This blog post discusses another stateful operation supported by Spark Structured Streaming, Stream-Stream Join, which joins two streaming datasets. Unlike static datasets join, for the rows reaching to one side of the input streams in a micro-batch, the matching rows would highly likely be not received in the other side of the input streams at that point of time, but instead, the matching rows will reach to the other side at a time in future. Therefore, the rows from the input streams need to be buffered for joining with the future rows from the other side input stream. In this blog post, I will explore how Stream-Stream Join works under the hood.

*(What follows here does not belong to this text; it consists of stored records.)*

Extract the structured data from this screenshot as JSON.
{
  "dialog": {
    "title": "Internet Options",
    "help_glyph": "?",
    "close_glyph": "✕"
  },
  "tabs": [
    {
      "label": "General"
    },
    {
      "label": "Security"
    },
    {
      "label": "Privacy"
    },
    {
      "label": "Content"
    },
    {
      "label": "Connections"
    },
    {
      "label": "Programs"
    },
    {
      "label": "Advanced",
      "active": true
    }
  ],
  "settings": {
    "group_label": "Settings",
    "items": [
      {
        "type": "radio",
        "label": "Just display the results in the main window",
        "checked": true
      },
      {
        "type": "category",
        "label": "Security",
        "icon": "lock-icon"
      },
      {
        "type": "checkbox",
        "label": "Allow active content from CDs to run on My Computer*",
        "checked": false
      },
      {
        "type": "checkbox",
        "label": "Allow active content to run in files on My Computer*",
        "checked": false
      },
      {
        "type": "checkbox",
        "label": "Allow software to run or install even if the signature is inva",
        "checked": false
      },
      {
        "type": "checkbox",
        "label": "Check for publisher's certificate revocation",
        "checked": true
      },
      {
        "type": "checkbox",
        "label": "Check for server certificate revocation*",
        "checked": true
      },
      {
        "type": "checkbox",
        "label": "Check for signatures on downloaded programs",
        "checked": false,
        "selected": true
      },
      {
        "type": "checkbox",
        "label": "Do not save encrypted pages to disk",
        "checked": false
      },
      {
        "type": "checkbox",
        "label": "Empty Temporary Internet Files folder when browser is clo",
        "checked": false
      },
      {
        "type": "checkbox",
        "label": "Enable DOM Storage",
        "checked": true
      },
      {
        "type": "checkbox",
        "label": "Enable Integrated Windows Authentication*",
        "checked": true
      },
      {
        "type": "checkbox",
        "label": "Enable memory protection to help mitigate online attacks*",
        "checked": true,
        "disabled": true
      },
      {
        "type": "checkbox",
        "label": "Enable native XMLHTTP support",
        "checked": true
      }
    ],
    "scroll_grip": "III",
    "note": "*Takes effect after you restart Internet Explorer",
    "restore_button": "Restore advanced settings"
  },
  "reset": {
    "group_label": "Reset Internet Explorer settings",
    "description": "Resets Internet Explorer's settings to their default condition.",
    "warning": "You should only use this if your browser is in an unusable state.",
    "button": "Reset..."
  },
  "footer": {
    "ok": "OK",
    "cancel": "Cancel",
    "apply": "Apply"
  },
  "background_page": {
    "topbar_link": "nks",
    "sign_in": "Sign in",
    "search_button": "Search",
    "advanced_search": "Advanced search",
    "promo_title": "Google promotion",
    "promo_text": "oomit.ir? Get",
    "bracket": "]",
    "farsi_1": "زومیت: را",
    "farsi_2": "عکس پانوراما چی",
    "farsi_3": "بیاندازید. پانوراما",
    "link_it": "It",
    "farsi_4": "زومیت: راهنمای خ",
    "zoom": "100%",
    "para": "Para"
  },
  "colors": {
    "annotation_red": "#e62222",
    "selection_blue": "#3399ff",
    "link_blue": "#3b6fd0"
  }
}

Firstly, let’s take a look at a stream-stream join query example and its execution plan. This example uses an “Inner” join type query. Up to Spark v3.3, Spark Structured Streaming supports Inner, Outer (left, right, and full), and Left Semi. In the blog post, I will first discuss the stream-stream join using Inner join type as example and then highlight the differences of how Outer and Left Semi work.
In this example, we have two input streams. Each of them has a randomly generated join key, an integer ranging from 1 to 10. In addition, there is a generated value column for each input stream that randomly generates an integer. Watermarks are set for both input streams, the left side is set to 1 hour and the right side is set to 2 hours. The two streams are joined on the generated join keys. Two additional filters are defined to filter on the value columns of both side streams.
This is the physical plan generated for the query above. From the plan, we can see that the join is conducted by the StreamingSymmetricHashJoin (StreamingSymmetricHashJoinExec) operator. For each join side of the operator, an EventTimeWatermark operator is added to the plan for defining the watermark filtering. The value filter is pushed down from the join condition (at the optimisation phase). Before the StreamingSymmetricHashJoin operator is executed, the partitions are reshuffled to HashClusteredDistribution so that the rows with the same join keys from the two input streams are placed in the same executors.
When the StreamingSymmetricHashJoinExec operator is being executed, the StateStoreAwareZipPartitionsRDD is created, that zips together the partitions of two child RDDs while sets the preferred location of the pair of hash clustered partitions to the executors where the state stores corresponding to the par of partitions are already loaded. If you want to know more about the locality of state stores, please refer to my previous blog post.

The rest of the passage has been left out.